Cramo sees recovery in 2010 despite 5% fall in Q1

By Murray Pollok13 May 2010

Cramo Group's sales fell by 5.1% to €101.4 in the first quarter of 2010, although the reduction increases to 11.8% in local currencies. Net losses for the period were €7.4 million.

Sales increased in Sweden and Norway but decreased in Cramo's other markets, which comprise Denmark, the Baltic States, Poland, the Czech and Slovakian Republics and Russia.

"After the extremely difficult year 2009, I believe that the demand for equipment rental services will recover in 2010", said Cramo's CEO, Vesa Koivula, "In particular, residential construction is expected to pick up during the spring in several markets. In Finland, for example, building permits issued in January this year exceeded the previous year's level by 13 per cent in terms of cubic volume...

"In Russia, construction activity is beginning to recover, driven particularly by residential construction. The cold and snowy winter in the first months of the year postponed construction start-ups in all markets...Price competition has continued to be tough, but we expect prices to improve slowly as the market recovers."

EBITDA (profit before interest, tax, depreciation and amortization) was €22.6 million, and positive in Finland and Sweden, slightly negative in Norway and unsatisfactory in Denmark and Central and Eastern Europe.
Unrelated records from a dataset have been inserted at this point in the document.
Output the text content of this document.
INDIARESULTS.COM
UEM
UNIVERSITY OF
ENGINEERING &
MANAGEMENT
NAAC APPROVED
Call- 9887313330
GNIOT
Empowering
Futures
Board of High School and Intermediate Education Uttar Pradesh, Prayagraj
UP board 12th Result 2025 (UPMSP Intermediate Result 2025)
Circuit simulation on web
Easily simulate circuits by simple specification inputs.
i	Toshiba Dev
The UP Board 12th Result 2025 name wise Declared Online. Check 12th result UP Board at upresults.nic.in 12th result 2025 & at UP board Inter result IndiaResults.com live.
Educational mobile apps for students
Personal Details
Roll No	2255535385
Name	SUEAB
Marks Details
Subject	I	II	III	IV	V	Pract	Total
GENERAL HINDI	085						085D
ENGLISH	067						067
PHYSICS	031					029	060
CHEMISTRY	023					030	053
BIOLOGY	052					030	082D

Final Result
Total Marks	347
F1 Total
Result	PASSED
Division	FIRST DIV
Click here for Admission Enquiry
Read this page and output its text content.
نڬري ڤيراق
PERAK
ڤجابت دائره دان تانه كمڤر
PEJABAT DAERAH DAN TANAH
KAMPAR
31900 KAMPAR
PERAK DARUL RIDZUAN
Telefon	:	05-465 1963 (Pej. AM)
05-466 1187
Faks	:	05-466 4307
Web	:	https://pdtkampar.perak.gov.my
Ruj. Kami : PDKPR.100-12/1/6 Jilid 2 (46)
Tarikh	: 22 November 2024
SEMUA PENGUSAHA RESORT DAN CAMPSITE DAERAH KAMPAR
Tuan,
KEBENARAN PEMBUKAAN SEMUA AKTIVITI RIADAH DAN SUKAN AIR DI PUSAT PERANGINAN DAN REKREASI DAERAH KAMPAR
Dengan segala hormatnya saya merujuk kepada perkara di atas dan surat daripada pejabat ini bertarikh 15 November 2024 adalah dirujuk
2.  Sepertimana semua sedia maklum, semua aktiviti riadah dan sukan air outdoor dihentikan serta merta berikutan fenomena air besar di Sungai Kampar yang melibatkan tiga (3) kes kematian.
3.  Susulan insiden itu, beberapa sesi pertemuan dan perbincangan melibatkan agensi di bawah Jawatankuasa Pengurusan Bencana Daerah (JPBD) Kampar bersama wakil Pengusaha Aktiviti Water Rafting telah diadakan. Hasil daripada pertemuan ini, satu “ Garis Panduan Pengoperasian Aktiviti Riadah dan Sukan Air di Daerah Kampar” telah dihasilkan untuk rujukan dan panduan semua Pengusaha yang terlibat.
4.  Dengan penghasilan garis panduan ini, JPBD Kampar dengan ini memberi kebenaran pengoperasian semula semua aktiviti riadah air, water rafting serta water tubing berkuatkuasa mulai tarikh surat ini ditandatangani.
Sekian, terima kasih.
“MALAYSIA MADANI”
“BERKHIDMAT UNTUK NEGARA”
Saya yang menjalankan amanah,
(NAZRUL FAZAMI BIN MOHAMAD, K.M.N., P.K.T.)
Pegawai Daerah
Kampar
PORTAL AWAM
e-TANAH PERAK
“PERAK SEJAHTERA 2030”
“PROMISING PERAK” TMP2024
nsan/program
Cramo said it expected the construction and equipment rental service markets to recover gradually in 2010. It said forecasts were that construction activity will begin to increase in 2010 in Sweden and possibly Russia, and strong growth in Poland will continue.

However, it said that "construction markets in Norway, Denmark, the Czech Republic and the Baltic countries are expected to decline further. The overall construction volume is not expected to grow in Finland, but
there are clear signs of increasing residential construction in sight."